Les seuls instants cocorico au Bayern, en ce moment, sont à mettre au crédit du benjamin : Mathys Tel, 19 ans depuis samedi dernier. Pour sa deuxième saison en Bavière, l’ancien Rennais a logiquement progressé : 28 matches dont 2 titularisations et 6 buts en 2022-23, et déjà 38 matches dont 7 titularisations, 9 buts et 5 passes décisives en 2023-24. Et ce malgré la venue d’un des meilleurs attaquants du monde, Harry Kane, l’été dernier.

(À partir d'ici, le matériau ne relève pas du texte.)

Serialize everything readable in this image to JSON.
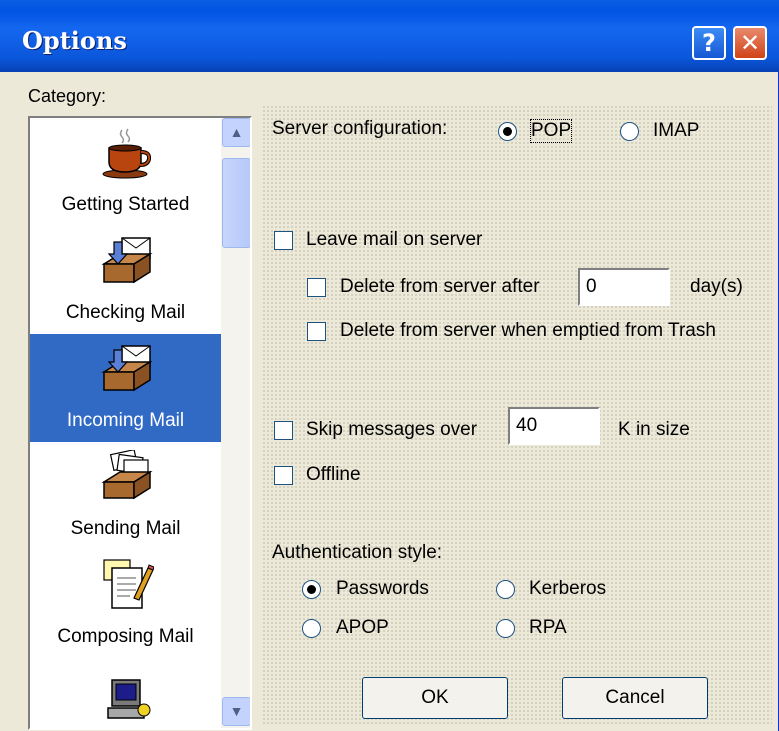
{
  "window": {
    "title": "Options",
    "help_icon": "question-mark-icon",
    "close_icon": "close-x-icon"
  },
  "category": {
    "label": "Category:",
    "items": [
      {
        "label": "Getting Started",
        "icon": "coffee-cup-icon",
        "selected": false
      },
      {
        "label": "Checking Mail",
        "icon": "inbox-tray-icon",
        "selected": false
      },
      {
        "label": "Incoming Mail",
        "icon": "inbox-tray-icon",
        "selected": true
      },
      {
        "label": "Sending Mail",
        "icon": "outbox-tray-icon",
        "selected": false
      },
      {
        "label": "Composing Mail",
        "icon": "notepad-pencil-icon",
        "selected": false
      },
      {
        "label": "",
        "icon": "computer-icon",
        "selected": false
      }
    ]
  },
  "server": {
    "label": "Server configuration:",
    "options": [
      {
        "label": "POP",
        "checked": true
      },
      {
        "label": "IMAP",
        "checked": false
      }
    ]
  },
  "leave_mail": {
    "label": "Leave mail on server",
    "checked": false
  },
  "delete_after": {
    "label": "Delete from server after",
    "value": "0",
    "unit": "day(s)",
    "checked": false
  },
  "delete_trash": {
    "label": "Delete from server when emptied from Trash",
    "checked": false
  },
  "skip_messages": {
    "label": "Skip messages over",
    "value": "40",
    "unit": "K in size",
    "checked": false
  },
  "offline": {
    "label": "Offline",
    "checked": false
  },
  "auth": {
    "label": "Authentication style:",
    "options": [
      {
        "label": "Passwords",
        "checked": true
      },
      {
        "label": "Kerberos",
        "checked": false
      },
      {
        "label": "APOP",
        "checked": false
      },
      {
        "label": "RPA",
        "checked": false
      }
    ]
  },
  "buttons": {
    "ok": "OK",
    "cancel": "Cancel"
  },
  "colors": {
    "titlebar": "#0054e3",
    "selection": "#316ac5",
    "dialog_bg": "#ece9d8"
  }
}
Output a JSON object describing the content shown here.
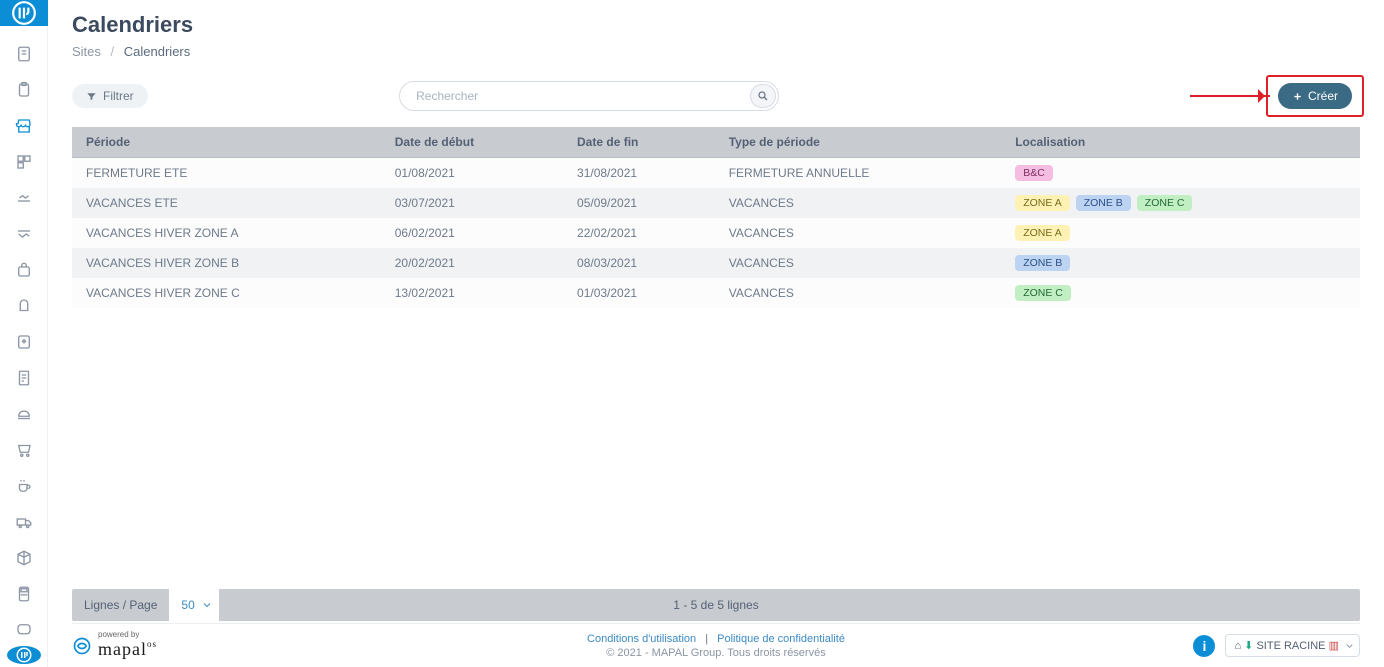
{
  "page_title": "Calendriers",
  "breadcrumb": {
    "root": "Sites",
    "current": "Calendriers"
  },
  "toolbar": {
    "filter_label": "Filtrer",
    "search_placeholder": "Rechercher",
    "create_label": "Créer"
  },
  "table": {
    "headers": {
      "periode": "Période",
      "debut": "Date de début",
      "fin": "Date de fin",
      "type": "Type de période",
      "localisation": "Localisation"
    },
    "rows": [
      {
        "periode": "FERMETURE ETE",
        "debut": "01/08/2021",
        "fin": "31/08/2021",
        "type": "FERMETURE ANNUELLE",
        "tags": [
          {
            "t": "B&C",
            "c": "pink"
          }
        ]
      },
      {
        "periode": "VACANCES ETE",
        "debut": "03/07/2021",
        "fin": "05/09/2021",
        "type": "VACANCES",
        "tags": [
          {
            "t": "ZONE A",
            "c": "yellow"
          },
          {
            "t": "ZONE B",
            "c": "blue"
          },
          {
            "t": "ZONE C",
            "c": "green"
          }
        ]
      },
      {
        "periode": "VACANCES HIVER ZONE A",
        "debut": "06/02/2021",
        "fin": "22/02/2021",
        "type": "VACANCES",
        "tags": [
          {
            "t": "ZONE A",
            "c": "yellow"
          }
        ]
      },
      {
        "periode": "VACANCES HIVER ZONE B",
        "debut": "20/02/2021",
        "fin": "08/03/2021",
        "type": "VACANCES",
        "tags": [
          {
            "t": "ZONE B",
            "c": "blue"
          }
        ]
      },
      {
        "periode": "VACANCES HIVER ZONE C",
        "debut": "13/02/2021",
        "fin": "01/03/2021",
        "type": "VACANCES",
        "tags": [
          {
            "t": "ZONE C",
            "c": "green"
          }
        ]
      }
    ]
  },
  "pagination": {
    "lpp_label": "Lignes / Page",
    "lpp_value": "50",
    "count_text": "1 - 5 de 5 lignes"
  },
  "footer": {
    "powered_by": "powered by",
    "brand": "mapal",
    "brand_suffix": "os",
    "terms": "Conditions d'utilisation",
    "privacy": "Politique de confidentialité",
    "copyright": "© 2021 - MAPAL Group. Tous droits réservés",
    "site_label": "SITE RACINE"
  }
}
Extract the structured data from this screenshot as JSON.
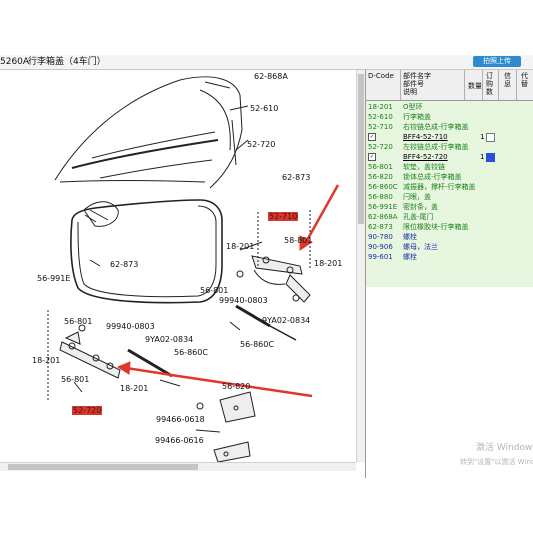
{
  "title_bar": {
    "code": "5260A",
    "title": "行李箱盖（4车门）",
    "upload_label": "拍照上传"
  },
  "diagram": {
    "labels": [
      {
        "id": "62-868A",
        "text": "62-868A"
      },
      {
        "id": "52-610",
        "text": "52-610"
      },
      {
        "id": "52-720a",
        "text": "52-720"
      },
      {
        "id": "62-873a",
        "text": "62-873"
      },
      {
        "id": "62-873b",
        "text": "62-873"
      },
      {
        "id": "52-710",
        "text": "52-710"
      },
      {
        "id": "58-801a",
        "text": "58-801"
      },
      {
        "id": "18-201a",
        "text": "18-201"
      },
      {
        "id": "18-201b",
        "text": "18-201"
      },
      {
        "id": "56-991E",
        "text": "56-991E"
      },
      {
        "id": "56-801a",
        "text": "56-801"
      },
      {
        "id": "99940-0803a",
        "text": "99940-0803"
      },
      {
        "id": "9YA02-0834a",
        "text": "9YA02-0834"
      },
      {
        "id": "56-860Ca",
        "text": "56-860C"
      },
      {
        "id": "56-801b",
        "text": "56-801"
      },
      {
        "id": "99940-0803b",
        "text": "99940-0803"
      },
      {
        "id": "9YA02-0834b",
        "text": "9YA02-0834"
      },
      {
        "id": "56-860Cb",
        "text": "56-860C"
      },
      {
        "id": "18-201c",
        "text": "18-201"
      },
      {
        "id": "56-801c",
        "text": "56-801"
      },
      {
        "id": "18-201d",
        "text": "18-201"
      },
      {
        "id": "56-820",
        "text": "56-820"
      },
      {
        "id": "52-720b",
        "text": "52-720"
      },
      {
        "id": "99466-0618a",
        "text": "99466-0618"
      },
      {
        "id": "99466-0616",
        "text": "99466-0616"
      }
    ]
  },
  "parts_panel": {
    "headers": [
      "D-Code",
      "部件名字\n部件号\n说明",
      "数量",
      "订\n购\n数",
      "信\n息",
      "代\n替"
    ],
    "rows": [
      {
        "code": "18-201",
        "name": "O型环",
        "type": "green"
      },
      {
        "code": "52-610",
        "name": "行李箱盖",
        "type": "green"
      },
      {
        "code": "52-710",
        "name": "右铰链总成-行李箱盖",
        "type": "green"
      },
      {
        "code": "✓",
        "name": "BFF4-52-710",
        "qty": "1",
        "type": "part",
        "selected": false
      },
      {
        "code": "52-720",
        "name": "左铰链总成-行李箱盖",
        "type": "green"
      },
      {
        "code": "✓",
        "name": "BFF4-52-720",
        "qty": "1",
        "type": "part",
        "selected": true
      },
      {
        "code": "56-801",
        "name": "软垫，盖铰链",
        "type": "green"
      },
      {
        "code": "56-820",
        "name": "锁体总成-行李箱盖",
        "type": "green"
      },
      {
        "code": "56-860C",
        "name": "减振器，撑杆-行李箱盖",
        "type": "green"
      },
      {
        "code": "56-880",
        "name": "闩眼，盖",
        "type": "green"
      },
      {
        "code": "56-991E",
        "name": "密封条，盖",
        "type": "green"
      },
      {
        "code": "62-868A",
        "name": "孔盖-尾门",
        "type": "green"
      },
      {
        "code": "62-873",
        "name": "限位橡胶块-行李箱盖",
        "type": "green"
      },
      {
        "code": "90-780",
        "name": "螺栓",
        "type": "blue"
      },
      {
        "code": "90-906",
        "name": "螺母，法兰",
        "type": "blue"
      },
      {
        "code": "99-601",
        "name": "螺栓",
        "type": "blue"
      }
    ]
  },
  "watermark": {
    "line1": "激活 Windows",
    "line2": "转到\"设置\"以激活 Windo"
  },
  "colors": {
    "accent_green": "#1b7f1b",
    "accent_blue": "#1a2fa8",
    "label_red": "#d9352b",
    "arrow_red": "#e0372b",
    "panel_green_bg": "#e6f6df"
  }
}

Candidat aux JO de Paris avec les Bleuets, Tel a connu une période plus délicate pendant l’hiver. «Processus tout à fait normal», a balayé Tuchel, satisfait de «cette insouciance et cette envie de faire quelque chose, même en dix minutes». Un rôle de «supersub» dont le Bayern pourrait avoir besoin face au Real.